Tanning bed use linked to melanoma risk
People with the skin cancer are more likely to have frequented the salons
By Nathan Seppa
People with melanoma are more likely than those without it to have visited an indoor tanning salon, researchers find. The report, posted online May 27 in Cancer Epidemiology, Biomarkers and Prevention, is the latest in a host of studies linking indoor tanning to cancer (SN: 2/23/02, p. 126).
Many earlier studies, however, lacked information on the kind of ultraviolet rays people got while tanning indoors, the dose they received and the type of skin tone they had, says DeAnn Lazovich, [cq]a cancer epidemiologist at the University of Minnesota, in Minneapolis, who coauthored the new report.
Lazovich and her colleagues sent questionnaires to Minnesota adults with melanoma and collected 1,167 responses, which they matched with questionnaires returned by 1,101 randomly selected people who didn’t have melanoma. The researchers then made follow-up calls to record lifestyle habits of each group. They accounted for differences between the patients and the control group in hair color, light skin tone, eye color, frequency of moles, sun exposure, outdoor activities or jobs, sunscreen use, sunburns and any family history of melanoma.
People who tried indoor tanning had a 74 percent greater risk of developing melanoma than did those who avoided it, the researchers calculated.
The scientists also estimated that spending more than 50 hours on indoor tanning tripled a person’s melanoma risk. People who used indoor tanning for more than 6 years had roughly double the melanoma risk as the non-tanners. And salons that used ultraviolet-A radiation exclusively seemed to impart a slightly greater risk than those tanning with ultraviolet-B rays, the researchers found.

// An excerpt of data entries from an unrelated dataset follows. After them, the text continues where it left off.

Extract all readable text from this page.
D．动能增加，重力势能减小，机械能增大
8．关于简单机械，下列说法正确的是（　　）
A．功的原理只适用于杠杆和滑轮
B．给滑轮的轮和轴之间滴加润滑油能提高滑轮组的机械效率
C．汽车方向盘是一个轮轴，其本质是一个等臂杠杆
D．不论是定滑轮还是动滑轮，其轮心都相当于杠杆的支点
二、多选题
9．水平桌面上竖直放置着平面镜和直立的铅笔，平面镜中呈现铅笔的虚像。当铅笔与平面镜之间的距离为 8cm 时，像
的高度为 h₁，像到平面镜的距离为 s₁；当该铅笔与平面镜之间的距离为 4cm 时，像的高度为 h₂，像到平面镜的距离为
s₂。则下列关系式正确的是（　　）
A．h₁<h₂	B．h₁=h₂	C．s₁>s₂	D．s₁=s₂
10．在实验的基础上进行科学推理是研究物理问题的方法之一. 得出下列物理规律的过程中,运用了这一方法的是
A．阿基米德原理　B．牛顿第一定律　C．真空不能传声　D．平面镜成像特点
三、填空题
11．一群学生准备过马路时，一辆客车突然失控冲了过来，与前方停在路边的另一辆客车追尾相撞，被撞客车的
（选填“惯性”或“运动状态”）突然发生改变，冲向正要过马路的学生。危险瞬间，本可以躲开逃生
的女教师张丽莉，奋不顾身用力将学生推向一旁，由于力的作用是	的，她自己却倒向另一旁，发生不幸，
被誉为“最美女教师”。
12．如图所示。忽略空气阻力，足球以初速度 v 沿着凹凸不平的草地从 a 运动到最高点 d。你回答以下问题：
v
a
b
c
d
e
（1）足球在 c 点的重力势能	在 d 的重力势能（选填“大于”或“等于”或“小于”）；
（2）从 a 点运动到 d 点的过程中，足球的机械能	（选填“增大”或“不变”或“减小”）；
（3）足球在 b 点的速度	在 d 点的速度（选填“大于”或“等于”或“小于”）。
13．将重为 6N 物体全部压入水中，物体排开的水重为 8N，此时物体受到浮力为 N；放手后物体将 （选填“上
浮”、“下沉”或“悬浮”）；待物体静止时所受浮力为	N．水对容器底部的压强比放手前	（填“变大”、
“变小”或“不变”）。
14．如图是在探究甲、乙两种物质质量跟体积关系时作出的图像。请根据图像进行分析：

“This study was really well done,” says cancer epidemiologist Linda Titus-Ernshoff [cq]of Dartmouth Medical School in Hanover, N.H. “I think this suggests that everyone needs to stay away from tanning booths.”
Ultraviolet rays from the sun can cause common skin cancers such as basal cell and squamous cell carcinoma. But the connection between UV radiation and melanoma is less clear, even though some studies have associated melanoma risk to early-age sunburns.
In the new study, the researchers didn’t find any association between early use of tanning beds and melanoma. But Lazovich argues that early indoor tanning might nevertheless carry a danger, because cancer “takes a certain amount of time to develop” and UV damage from tanning might not have shown up in some people yet.
The U.S. Food and Drug Administration is currently looking into regulating tanning salons. In March, an FDA advisory panel suggested restricting use of tanning beds by light-skinned people and children or teens who don’t have parental consent.